Продолжим наше путешествие по берегам Фирвальдштетского озера. Служил Фицнау и приютом для новообращенного антропософа Андрея Белого. В письме Блоку от 10 (23) ноября 1912 года он рассказывает: «…Поехали в Vitznau (в Швейцарии) работать над уроком Доктору (теперь у нас с Асей по докладу ему). Мы месяц жили в полном уединении, среди гор, в деревушке. Время шло так: с утра до ночи работа (медитация, Vortrag Доктору, роман “Петербург”, немецкий, циклы лекций для изучения, статьи в “Труды и дни”). Буквально не выходили месяц из комнат». Позже, в работе «Почему я стал символистом», Белый так напишет о днях, проведенных в 1912 году на этом озере: «…В Фицнау продолжаю строчить две статьи: “Круговое движение”, “Линия, крут, спираль символизма”, в которых “СИМВОЛИСТ” поддерживает символизм с яркостью, о которой отзывается Метнер в Москве, что в статьях будто бы “ИСКРЫ ГЕНИАЛЬНОСТИ”; и несмотря на “ИСКРЫ”, я – идиот: очевидно, “ИСКРЫ ГЕНИАЛЬНОСТИ” вспыхивали не в голове, сердце или воле, а в… “ПУПКЕ”».

Редкий из путешественников, бывавший в этих местах, не поднимался на Риги.

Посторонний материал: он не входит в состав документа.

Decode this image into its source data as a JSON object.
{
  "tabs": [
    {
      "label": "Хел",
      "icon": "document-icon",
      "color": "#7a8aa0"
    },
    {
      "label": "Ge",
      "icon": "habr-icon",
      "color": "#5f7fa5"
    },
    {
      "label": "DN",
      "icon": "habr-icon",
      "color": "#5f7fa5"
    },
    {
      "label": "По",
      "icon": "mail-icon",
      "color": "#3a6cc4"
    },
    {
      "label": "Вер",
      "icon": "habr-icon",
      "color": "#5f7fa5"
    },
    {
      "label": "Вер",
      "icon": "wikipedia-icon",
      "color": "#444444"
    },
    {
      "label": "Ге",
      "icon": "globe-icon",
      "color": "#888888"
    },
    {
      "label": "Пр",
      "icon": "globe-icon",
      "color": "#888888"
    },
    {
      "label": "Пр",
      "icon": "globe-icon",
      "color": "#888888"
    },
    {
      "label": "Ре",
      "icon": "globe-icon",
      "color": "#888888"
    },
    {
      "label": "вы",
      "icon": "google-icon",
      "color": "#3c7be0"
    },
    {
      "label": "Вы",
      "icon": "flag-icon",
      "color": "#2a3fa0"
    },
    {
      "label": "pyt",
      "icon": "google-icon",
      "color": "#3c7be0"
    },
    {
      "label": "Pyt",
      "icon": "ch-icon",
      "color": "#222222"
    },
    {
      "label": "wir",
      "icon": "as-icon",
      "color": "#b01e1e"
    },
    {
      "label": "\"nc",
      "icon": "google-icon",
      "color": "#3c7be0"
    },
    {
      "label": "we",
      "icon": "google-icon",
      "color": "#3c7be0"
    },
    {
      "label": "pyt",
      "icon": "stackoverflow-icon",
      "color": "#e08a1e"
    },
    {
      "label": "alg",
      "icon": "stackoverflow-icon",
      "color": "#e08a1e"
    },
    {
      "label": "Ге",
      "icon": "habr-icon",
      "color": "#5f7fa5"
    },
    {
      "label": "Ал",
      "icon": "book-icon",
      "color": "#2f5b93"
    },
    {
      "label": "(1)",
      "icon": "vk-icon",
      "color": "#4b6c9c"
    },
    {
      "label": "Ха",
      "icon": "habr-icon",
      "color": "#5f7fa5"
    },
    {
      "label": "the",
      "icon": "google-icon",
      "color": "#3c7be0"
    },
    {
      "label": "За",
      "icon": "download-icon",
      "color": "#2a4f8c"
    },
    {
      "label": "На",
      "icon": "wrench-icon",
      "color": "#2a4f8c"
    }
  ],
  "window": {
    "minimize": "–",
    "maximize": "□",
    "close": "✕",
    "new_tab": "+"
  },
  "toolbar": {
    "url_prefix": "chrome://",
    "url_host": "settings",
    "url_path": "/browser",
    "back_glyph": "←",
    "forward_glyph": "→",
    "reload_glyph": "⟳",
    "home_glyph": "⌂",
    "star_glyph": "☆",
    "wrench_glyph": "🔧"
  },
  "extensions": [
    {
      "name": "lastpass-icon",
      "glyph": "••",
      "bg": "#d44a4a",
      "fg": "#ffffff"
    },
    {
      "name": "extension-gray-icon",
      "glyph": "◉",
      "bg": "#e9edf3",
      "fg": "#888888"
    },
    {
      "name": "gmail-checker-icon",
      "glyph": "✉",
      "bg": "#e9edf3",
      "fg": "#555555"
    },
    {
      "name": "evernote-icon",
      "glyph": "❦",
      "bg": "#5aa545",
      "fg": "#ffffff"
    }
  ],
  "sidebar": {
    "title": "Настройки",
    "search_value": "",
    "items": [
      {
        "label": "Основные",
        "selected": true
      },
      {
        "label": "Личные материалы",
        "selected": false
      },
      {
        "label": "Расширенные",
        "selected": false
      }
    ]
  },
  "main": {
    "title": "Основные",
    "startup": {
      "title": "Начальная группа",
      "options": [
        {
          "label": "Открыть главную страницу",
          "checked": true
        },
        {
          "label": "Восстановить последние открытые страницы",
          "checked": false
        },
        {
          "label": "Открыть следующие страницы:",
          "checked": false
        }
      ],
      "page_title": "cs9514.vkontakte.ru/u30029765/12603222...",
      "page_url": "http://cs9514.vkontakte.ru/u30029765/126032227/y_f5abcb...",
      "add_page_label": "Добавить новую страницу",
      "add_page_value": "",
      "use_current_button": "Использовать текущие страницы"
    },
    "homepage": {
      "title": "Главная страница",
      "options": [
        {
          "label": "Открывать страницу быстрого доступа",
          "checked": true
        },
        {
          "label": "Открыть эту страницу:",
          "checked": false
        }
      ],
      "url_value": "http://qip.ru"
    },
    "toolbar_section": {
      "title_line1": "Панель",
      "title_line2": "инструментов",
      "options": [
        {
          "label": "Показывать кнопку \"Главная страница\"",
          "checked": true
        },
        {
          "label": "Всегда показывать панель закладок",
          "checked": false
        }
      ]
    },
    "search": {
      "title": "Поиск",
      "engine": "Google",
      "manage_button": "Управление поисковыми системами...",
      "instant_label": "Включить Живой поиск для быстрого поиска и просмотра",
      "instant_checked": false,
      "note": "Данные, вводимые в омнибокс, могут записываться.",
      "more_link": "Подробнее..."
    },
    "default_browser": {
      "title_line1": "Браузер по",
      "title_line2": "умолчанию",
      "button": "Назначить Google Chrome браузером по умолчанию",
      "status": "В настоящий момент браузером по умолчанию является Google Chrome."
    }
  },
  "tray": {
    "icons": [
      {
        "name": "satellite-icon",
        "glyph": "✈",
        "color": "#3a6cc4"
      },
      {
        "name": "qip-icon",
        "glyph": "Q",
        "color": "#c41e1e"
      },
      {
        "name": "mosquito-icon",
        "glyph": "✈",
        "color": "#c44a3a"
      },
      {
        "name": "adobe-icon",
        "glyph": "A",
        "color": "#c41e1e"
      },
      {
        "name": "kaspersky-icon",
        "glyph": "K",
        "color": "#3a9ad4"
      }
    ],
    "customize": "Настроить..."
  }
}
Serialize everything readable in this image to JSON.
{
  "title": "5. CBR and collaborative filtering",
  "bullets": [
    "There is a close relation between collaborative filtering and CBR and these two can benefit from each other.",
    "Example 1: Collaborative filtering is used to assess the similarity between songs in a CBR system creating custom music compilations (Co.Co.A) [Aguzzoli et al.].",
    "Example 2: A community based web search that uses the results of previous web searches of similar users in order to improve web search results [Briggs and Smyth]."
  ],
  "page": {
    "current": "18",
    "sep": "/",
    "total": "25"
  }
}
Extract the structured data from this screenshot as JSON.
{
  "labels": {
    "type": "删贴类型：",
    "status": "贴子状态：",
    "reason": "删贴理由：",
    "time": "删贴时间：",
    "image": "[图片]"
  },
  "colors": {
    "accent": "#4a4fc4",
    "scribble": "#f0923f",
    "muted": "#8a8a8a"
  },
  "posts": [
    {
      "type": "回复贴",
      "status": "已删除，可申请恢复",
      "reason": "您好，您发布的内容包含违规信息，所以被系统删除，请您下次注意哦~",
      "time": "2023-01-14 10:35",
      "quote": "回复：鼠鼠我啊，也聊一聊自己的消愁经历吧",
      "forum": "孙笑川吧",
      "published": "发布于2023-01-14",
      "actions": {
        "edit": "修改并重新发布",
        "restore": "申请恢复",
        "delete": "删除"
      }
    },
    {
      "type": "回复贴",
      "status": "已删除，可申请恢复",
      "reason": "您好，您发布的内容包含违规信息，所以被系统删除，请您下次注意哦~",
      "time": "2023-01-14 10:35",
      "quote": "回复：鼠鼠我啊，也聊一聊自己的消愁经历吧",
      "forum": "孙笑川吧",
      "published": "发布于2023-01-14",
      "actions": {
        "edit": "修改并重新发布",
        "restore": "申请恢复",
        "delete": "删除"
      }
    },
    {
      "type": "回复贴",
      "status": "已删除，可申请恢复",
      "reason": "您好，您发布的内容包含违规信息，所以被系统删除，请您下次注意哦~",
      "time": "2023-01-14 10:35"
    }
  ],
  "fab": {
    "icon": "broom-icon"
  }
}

Чтобы увидеть знаменитую панораму, открывающуюся с вершины горы, Жуковский в 1821 году, «вооружившись длинною альпийской палкою, полез по крутому всходу на высоту Риги». Поэт рассказывает дальше о своих впечатлениях: «На высоте я застал захождение солнца, хотя облака покрывали небо, но зрелище, которое я видел, было великолепно». Закат солнца в Альпах наводит Жуковского на следующие размышления: «Видя угасающую природу, приходит мысль, что душа и жизнь есть что-то не принадлежащее телу, а высшее; пока они в нем, по тех пор и красота; удалились – формы те же, но красоты уже нет; ничто так не говорит о смерти в величественном смысле, как угасающие горы».

Поэт ночует в гастхаузе на Риги-Штафель (Rigi Staffel), а на следующее утро встречает рассвет на Риги-Кульм (Rigi Kulm). Жуковский был так потрясен увиденной картиной, что дает себе слово на обратном пути еще раз подняться сюда, что и сделает.

Связанные с подъемом переживания вдохновляют в 1838 году Константина Аксакова на написание стихотворения «Путешествие на Риги».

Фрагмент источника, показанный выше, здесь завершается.